I tried to soften my words so that they didn’t come across as condemning. I don’t think I succeeded on that score. Ana again turned her gaze to her window. The darkness outside and the dim lights from the dashboard gave her an eerie reflection against the glass. After a few minutes, she said, “I will tell you what I am. You will judge me, I know, but at least you will understand.”





CHAPTER 36


“I met Mikhail the day they brought me across the border,” Ana said. “He was waiting for me in a clearing of pine trees. He was so American, wearing his plaid shirt and bright smile. I thought he was more handsome than any actor I had ever seen. He spoke Belarussian, and he kissed my hand like I was something more than just a cleaning woman from Lida.

“As he led me through the woods, he told me about the trees, showing me the difference between the many pines. He told me about the forest fires that swept through and cleared everything out, and about mushrooms and lichen that survive the fires to grow the forest again. He was so smart and caring, and when he held my hand, I felt like I was in a dream.

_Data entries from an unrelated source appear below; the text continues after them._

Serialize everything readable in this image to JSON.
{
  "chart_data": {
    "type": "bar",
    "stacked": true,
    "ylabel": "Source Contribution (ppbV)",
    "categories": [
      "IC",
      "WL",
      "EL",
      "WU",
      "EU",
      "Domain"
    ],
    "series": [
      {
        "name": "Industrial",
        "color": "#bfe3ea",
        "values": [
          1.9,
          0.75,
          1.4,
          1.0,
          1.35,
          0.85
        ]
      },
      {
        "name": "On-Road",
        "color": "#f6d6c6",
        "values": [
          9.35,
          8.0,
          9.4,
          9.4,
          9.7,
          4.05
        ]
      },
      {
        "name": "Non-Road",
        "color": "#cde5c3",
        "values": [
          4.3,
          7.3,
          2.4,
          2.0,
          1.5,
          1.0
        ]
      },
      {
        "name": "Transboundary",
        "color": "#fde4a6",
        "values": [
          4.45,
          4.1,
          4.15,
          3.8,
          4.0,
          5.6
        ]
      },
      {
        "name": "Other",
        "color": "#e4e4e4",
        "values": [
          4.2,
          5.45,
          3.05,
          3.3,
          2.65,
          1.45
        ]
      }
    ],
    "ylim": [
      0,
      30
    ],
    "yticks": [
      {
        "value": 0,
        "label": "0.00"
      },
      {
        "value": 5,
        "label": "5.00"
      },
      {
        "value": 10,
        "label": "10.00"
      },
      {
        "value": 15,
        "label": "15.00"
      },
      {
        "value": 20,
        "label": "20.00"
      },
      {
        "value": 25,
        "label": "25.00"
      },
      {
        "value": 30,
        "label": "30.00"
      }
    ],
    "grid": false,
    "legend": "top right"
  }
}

“He brought me to a cabin in the middle of the woods, two or three kilometers from the lake. He called it a cabin, but it was nicer than any house I had ever lived in. I remember thinking that if I could live in such a house, I would never leave. My bedroom was in the basement. He said that I would be staying in that room until it was safe for him to bring me to Minneapolis. He told me that he was putting me down there for my protection; but the door locked from the outside, not the inside.”

“You were his prisoner?” I asked.

“I was his prisoner, yes, but I did not feel like a prisoner—not at first. He spent time with me in that room. He brought me food, fresh fruits, and wine. He would drink with me and tell me how beautiful I was. I had never felt so special. But he would also tell me that his friends from Canada had spent a great deal of money on me. He told me that he paid my debt to them, and that I now had a debt to pay to him. He would kiss me and tell me that he would help me, that I should trust him.

“It was wonderful at first, but as time went by, he changed. He would stop bringing me food—for days at a time. I could hear him walking on the floor above me, and I would scream to him, but he would not come down. Often he would wake me in the middle of the night and he would do things to keep me awake. He would not let me sleep. This went on for a long time. I did not understand why he was depriving me of food and sleep. But now I understand. He was changing the way I think, the way I saw who I was.”

“He was breaking you down,” I said.

“Yes. And when I thought I would go insane, he changed again. He became loving. He would come to me and hold me. He was protecting me, and I believed him.”

Ana sniffed and wiped tears from her cheeks.

“That’s when he started to make me do things . . . sexually.”

“He forced you?”

“Force? No, he did not force me, not in the way you might think. It’s hard for people to understand. He had become everything to me. I wanted to show him how much I loved him. When I did the things that pleased him, he showered me with love and attention. I felt like I was the most special person on the planet.”